What Is Joga Bonito In German?

After the World Cup there was a general stirring among fans globally and some sheepish looks. We’d all been waiting for the festival of football to delight and entrance. Instead it was flat and forgettable. Aside from the lunacy of Diego Maradona reaching global audiences once again, easily the best thing about South Africa 2010 was the German side. They were outstanding. The destructions of Australia, England and Argentina were all major tournament highlights. The lightening quick counter-attacks of Ozil et al must still leave Barry with nightmares. And the best (or worst depending on your stand-point) is that the 2010 side was just the appetiser. The Germans might just be the ones to give Brazil a lesson in Joga Bonito on their own soil in 2014.

Three reasons suggest that the Germans might triumph in Brazil. Firstly, the side in South Africa was already packed with young players who will only just be entering their peak in 2014. Ozil, Muller, Khedira and Boateng were all first choice and will be around the 26 year old mark in Brazil. Muller and Ozil were two of the breakthrough players of the tournament and three of the four moved to bigger clubs after the tournament. Muller was already at double-winners and European finalists Bayern.

Secondly, some older squad members will still make it to Brazil and, although for those who won’t the replacements already exist. Klose won’t be spear-heading the attack in four years time but Mario Gomez has rediscovered his Stuttgart form and looks very able to take on the role. Only 25 this season he will most likely be the forward pivot of the German side in 2014. Mertesacker and Schweinsteiger both shone in South Africa and will be only just turning 30. Having two stand out goalkeepers is already more than most countries can dream of and the Germans already have Neuer and Adler.
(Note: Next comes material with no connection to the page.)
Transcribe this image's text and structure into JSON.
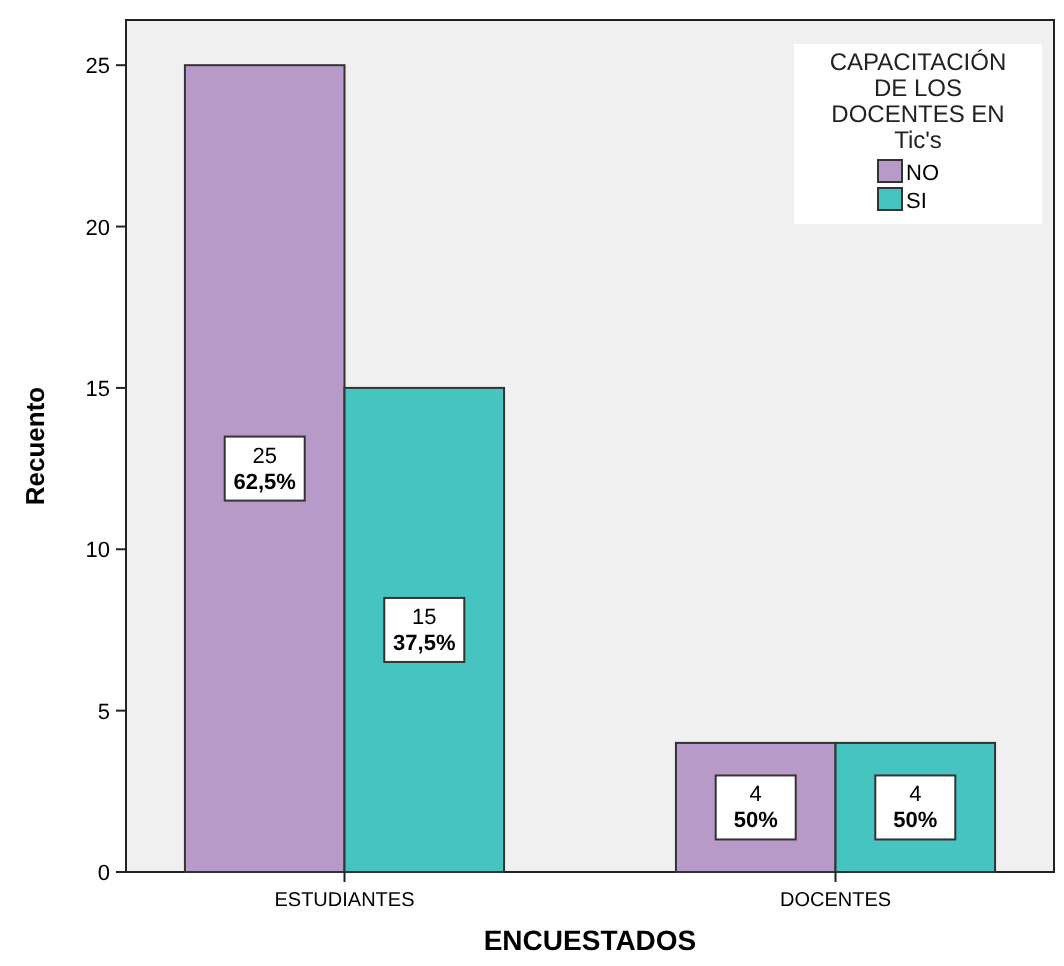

Only Spain will have selection problems as they struggle to narrow it down to three out of Casillas, Valdes, Reina and De Gea.

Finally, there is Mario Gotze. A child even in the incredibly young German squad, aged 18 Gotze has been the revelation of the season at Dortmund. Honigstein remarked that he was the only player ever to be substituted for being too good. Although the hype might be too much given that Gotze has only made 12 league starts in his entire career, it’s hard not to be excited about such a talent. Very excited.

The last German side was quick, technically gifted and enjoyable to watch. With four years to mature, the side that kicks off in Brazil should surpass even that. Of course four years is a long way off and Lowe might be sacked or find employment elsewhere. Key players could get injured just before the tournament. But then Ballack was sidelined just before South Africa and nobody gave the Germans a real shout before the start. As a nation the Germans have a knack for tournament football matched only by the Brazilians and possibly the Italians. It is never smart to write them off and in several years they might be the very best Europe can offer against the South Americans.